The Wentworth Valley group that has been fighting a major wind farm development announced they are not done yet.

The Protect Wentworth Valley Committee of the Folly Lake Wentworth Environmental Protection Society (FLWEPS) fas hired a law firm to file a judicial. The group is not happy with the Minister of Environment’s approval of the project that would install mega wind turbines around Higgins Mountain.

A judicial review would put the decision in the hangs of a judge, a move the committee hopes will better hear their concerns.

Heather Allen-Johnson, a member of the committee, says, “We did not want to go this route, but the minster’s decision left us no option.” 

Allen-Johnson echoes the sentiment of a growing number of area residents, saying, “We feel citizen concerns have not been heard or acknowledged over the past three years.” She added, “We were basically dismissed.” 

The Folly Lake Wentworth Environmental Protection Society which was officially formed in 2007 to gather and coordinate information on the proposed Higgins/Stevens Wind Project.  In 2020 a sub committee, now known as Protect Wentworth Valley (PWV), was formed with the continued mandate to protect the ecology, biodiversity and recreational integrity of the Wentworth Valley.

The group met last week to discuss their options and the judicial review seemed the most reasonable in terms of effectiveness and cost.

The committee asked its supporters if it was reasonable to go this route with an expected cost of nearly $40 thousand — mostly legal expenses — but with less risk of being held responsible for costs claimed by their opponents. About twenty-five people at the meeting and others online all seemed to agree and many committed financial to go forward.

Feedback to the environment minister’s review was considered “unprecedented” with over 187 comments and concerns, only six of which were favourable to the project.

Speakers at that meeting said they did not feel that the environment minister truly listened to their concerns. Further, they felt the local MLA, Natural Resources Minister Tory Rushton had also let them down.

Allen’Johnson noted the local minister had reported his department received more than 1700 letters or submissions opposing the project. In fact the minister did say there was that much feedback but he did say there are people in favour of the project. The group contends, “The Minister failed to adequately address the project's impact on the endangered Mainland Moose and the community's use of the area for outdoor recreation and eco-tourism.”

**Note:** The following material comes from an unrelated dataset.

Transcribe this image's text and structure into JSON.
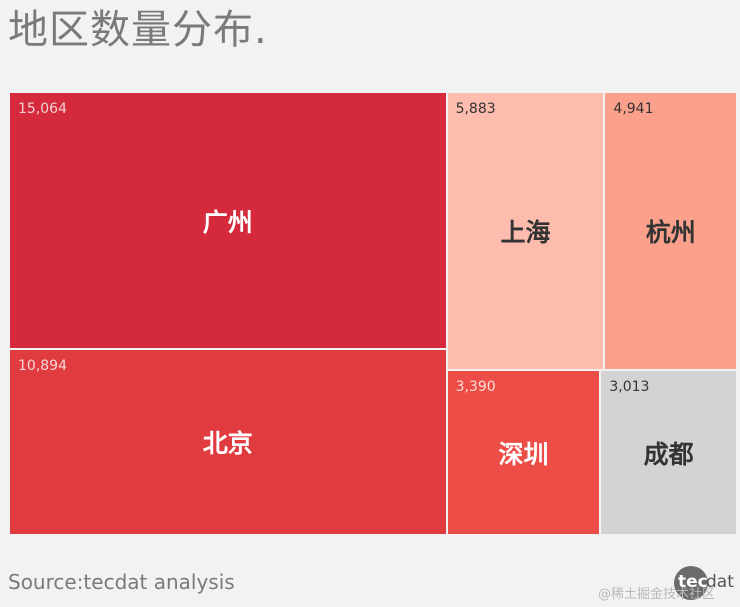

Lawyers for the group will file a request for a judicial review. If accepted, the group will present their case directly to a judge who has the right to overturn the ministerial decision or to call for further dialogue with the community.

The committee admits the move is a long-shot but they feel “the current system is deeply flawed,” so they are looking to impact future developments.

Calling it a “test case for future developments in Nova Scotia,” the valley advocates are pressing for clearer environmental assessment guidelines that hold applicants and government to the highest standards.

Given that Minister Rushton says he expects another round of wind applications, they hope the procurement process will stay in Nova Scotia and not be administered by a third party in the United States as was the case for the current projects, a process set up by the former government of Stephen McNeil.